# shut everything down



## Bladexdsl (Nov 7, 2009)

quick disable the dot, whos online everything the site it's soooooo slow!!!!!!


----------



## mthrnite (Nov 7, 2009)

Don't Panic.


----------



## purplesludge (Nov 7, 2009)

It's too late.


----------



## Bladexdsl (Nov 8, 2009)

nothings been done and it's getting worse 1 minute+ to do anything and over 9000 503 errors!!


----------



## YayMii (Nov 8, 2009)

It's sped up now. The mods removed the "blah blah is reading this thread" thing.


----------



## Raika (Nov 9, 2009)

Don't Panic.


----------



## Bladexdsl (Nov 9, 2009)

YayMii said:
			
		

> It's sped up now.
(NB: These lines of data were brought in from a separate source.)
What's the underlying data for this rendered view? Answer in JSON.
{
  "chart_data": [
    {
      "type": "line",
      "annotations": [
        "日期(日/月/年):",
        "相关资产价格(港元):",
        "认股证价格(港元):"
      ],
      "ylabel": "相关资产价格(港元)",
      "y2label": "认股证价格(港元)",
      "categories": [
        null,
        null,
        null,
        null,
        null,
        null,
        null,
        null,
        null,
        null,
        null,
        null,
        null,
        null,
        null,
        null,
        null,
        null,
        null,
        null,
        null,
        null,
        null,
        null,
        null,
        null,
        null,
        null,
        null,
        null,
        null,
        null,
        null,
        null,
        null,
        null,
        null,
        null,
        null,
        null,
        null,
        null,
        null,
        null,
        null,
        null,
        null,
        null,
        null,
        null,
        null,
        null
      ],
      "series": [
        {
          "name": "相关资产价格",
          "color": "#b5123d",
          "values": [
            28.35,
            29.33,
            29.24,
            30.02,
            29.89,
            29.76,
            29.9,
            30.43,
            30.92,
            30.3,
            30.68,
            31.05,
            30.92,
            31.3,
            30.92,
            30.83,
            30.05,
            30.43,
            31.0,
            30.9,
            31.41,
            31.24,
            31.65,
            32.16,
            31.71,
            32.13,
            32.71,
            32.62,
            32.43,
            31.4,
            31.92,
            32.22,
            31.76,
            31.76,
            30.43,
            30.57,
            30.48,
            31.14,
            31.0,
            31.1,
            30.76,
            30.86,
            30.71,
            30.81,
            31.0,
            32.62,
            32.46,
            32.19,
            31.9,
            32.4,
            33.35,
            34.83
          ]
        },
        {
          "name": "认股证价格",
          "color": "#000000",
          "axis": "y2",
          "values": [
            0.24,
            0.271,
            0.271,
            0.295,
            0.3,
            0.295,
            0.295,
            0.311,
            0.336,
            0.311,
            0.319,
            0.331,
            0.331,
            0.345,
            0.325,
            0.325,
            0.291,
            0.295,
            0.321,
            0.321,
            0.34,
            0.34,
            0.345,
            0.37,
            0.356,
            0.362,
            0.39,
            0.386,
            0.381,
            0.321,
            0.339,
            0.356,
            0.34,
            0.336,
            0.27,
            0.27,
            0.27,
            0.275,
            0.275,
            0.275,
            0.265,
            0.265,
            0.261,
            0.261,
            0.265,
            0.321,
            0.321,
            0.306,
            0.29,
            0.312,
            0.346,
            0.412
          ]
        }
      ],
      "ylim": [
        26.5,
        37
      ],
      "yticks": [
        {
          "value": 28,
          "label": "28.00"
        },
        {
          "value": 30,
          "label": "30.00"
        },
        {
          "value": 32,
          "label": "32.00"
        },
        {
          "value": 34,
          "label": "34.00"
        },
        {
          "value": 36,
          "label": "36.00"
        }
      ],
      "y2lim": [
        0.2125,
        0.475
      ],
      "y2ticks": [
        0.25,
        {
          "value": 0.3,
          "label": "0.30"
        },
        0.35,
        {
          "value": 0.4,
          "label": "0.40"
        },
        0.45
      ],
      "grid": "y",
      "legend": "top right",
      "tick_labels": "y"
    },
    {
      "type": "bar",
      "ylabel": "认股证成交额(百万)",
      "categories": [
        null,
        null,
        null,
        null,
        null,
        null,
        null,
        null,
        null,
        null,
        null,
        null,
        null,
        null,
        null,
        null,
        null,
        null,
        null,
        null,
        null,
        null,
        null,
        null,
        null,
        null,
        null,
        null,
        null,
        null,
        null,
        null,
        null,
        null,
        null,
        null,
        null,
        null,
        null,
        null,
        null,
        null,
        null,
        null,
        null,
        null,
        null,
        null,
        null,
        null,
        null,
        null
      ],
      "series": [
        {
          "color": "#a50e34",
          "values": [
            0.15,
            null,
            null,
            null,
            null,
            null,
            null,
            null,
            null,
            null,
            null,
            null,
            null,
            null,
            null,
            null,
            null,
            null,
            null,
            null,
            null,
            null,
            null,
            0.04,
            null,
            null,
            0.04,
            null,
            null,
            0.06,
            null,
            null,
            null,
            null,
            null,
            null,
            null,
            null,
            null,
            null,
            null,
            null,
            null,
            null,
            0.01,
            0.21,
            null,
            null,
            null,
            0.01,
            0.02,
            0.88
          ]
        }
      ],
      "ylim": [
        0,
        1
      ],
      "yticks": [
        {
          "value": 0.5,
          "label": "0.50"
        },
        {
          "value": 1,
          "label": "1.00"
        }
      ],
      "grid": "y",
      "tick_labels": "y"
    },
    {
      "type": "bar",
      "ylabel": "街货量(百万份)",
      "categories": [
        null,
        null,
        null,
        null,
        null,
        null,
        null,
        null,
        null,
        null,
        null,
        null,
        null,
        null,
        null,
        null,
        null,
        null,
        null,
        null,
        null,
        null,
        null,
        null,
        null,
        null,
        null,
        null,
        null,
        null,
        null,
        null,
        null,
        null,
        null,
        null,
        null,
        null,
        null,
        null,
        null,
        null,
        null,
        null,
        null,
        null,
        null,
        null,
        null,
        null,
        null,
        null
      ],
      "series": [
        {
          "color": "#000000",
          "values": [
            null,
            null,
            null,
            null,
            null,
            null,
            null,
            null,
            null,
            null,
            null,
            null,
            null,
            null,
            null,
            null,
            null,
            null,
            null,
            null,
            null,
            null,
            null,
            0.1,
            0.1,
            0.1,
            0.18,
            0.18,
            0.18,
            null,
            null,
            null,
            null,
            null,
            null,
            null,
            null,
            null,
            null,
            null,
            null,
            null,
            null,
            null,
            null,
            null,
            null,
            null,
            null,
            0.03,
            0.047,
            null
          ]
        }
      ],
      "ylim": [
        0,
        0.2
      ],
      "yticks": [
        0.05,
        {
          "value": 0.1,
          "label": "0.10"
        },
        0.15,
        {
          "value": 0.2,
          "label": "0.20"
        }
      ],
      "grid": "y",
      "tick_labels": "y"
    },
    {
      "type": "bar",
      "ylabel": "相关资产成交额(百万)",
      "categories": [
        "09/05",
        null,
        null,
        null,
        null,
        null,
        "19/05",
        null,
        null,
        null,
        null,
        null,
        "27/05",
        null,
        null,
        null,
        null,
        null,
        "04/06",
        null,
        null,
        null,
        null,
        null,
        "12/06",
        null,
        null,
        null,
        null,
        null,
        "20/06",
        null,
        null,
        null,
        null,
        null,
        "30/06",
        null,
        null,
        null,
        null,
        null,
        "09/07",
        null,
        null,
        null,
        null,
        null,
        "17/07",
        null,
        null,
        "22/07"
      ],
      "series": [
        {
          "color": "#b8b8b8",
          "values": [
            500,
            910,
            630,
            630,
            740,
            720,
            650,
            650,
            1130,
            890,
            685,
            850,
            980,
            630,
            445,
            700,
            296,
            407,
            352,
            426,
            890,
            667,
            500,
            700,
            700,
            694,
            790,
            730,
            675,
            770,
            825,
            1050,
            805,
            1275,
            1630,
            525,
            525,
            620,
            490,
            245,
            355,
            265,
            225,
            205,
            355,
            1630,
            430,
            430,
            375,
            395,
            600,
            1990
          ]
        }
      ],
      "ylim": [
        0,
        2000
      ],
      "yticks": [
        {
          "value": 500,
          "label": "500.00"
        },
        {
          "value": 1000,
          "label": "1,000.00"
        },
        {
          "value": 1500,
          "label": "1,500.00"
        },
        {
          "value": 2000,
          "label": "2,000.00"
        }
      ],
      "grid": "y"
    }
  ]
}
The mods removed the "blah blah is reading this thread" thing.


yeah it's better now and that fucking thread is also toast.


----------



## Bladexdsl (Nov 9, 2009)

god it's worse again


----------



## anaxs (Nov 9, 2009)

nothings going wrong with me


----------



## Deleted-171178 (Nov 10, 2009)




----------



## Raika (Nov 10, 2009)

Damn, sometimes it's lightning fast but sometimes it's zetta slow...


----------



## prowler (Nov 10, 2009)

Raika said:
			
		

> Damn, sometimes it's lightning fast but sometimes it's zetta slow...



Must be the fix for NSMB.
Can't wait for Super Mario Galaxy 2 



Spoiler



/sarcasm


----------



## Raika (Nov 10, 2009)

Don't forget the US release of Pokemon HG/SS...
*shuts down*


----------



## prowler (Nov 10, 2009)

and you can't forget him.


----------



## Raika (Nov 10, 2009)

Lol, GBAtemp *may* be able to handle it...


----------



## prowler (Nov 10, 2009)

Unless there is a mega piracy lock on it, and the whole world of noobs have heart attacks.


----------



## LxTrix (Nov 10, 2009)

Raika said:
			
		

> Damn, sometimes it's lightning fast but sometimes it's zetta slow...




ur zetta gay...

dammit i used it too


----------



## Bladexdsl (Nov 11, 2009)

it's the worst it's ever been now couldnt even get in for hours! pages take up to 2 mins to load !!


----------



## tj_cool (Nov 11, 2009)

Bladexdsl said:
			
		

> it's the worst it's ever been now couldnt even get in for hours! pages take up to 2 mins to load !!


that must be your internet
runs fast for me


----------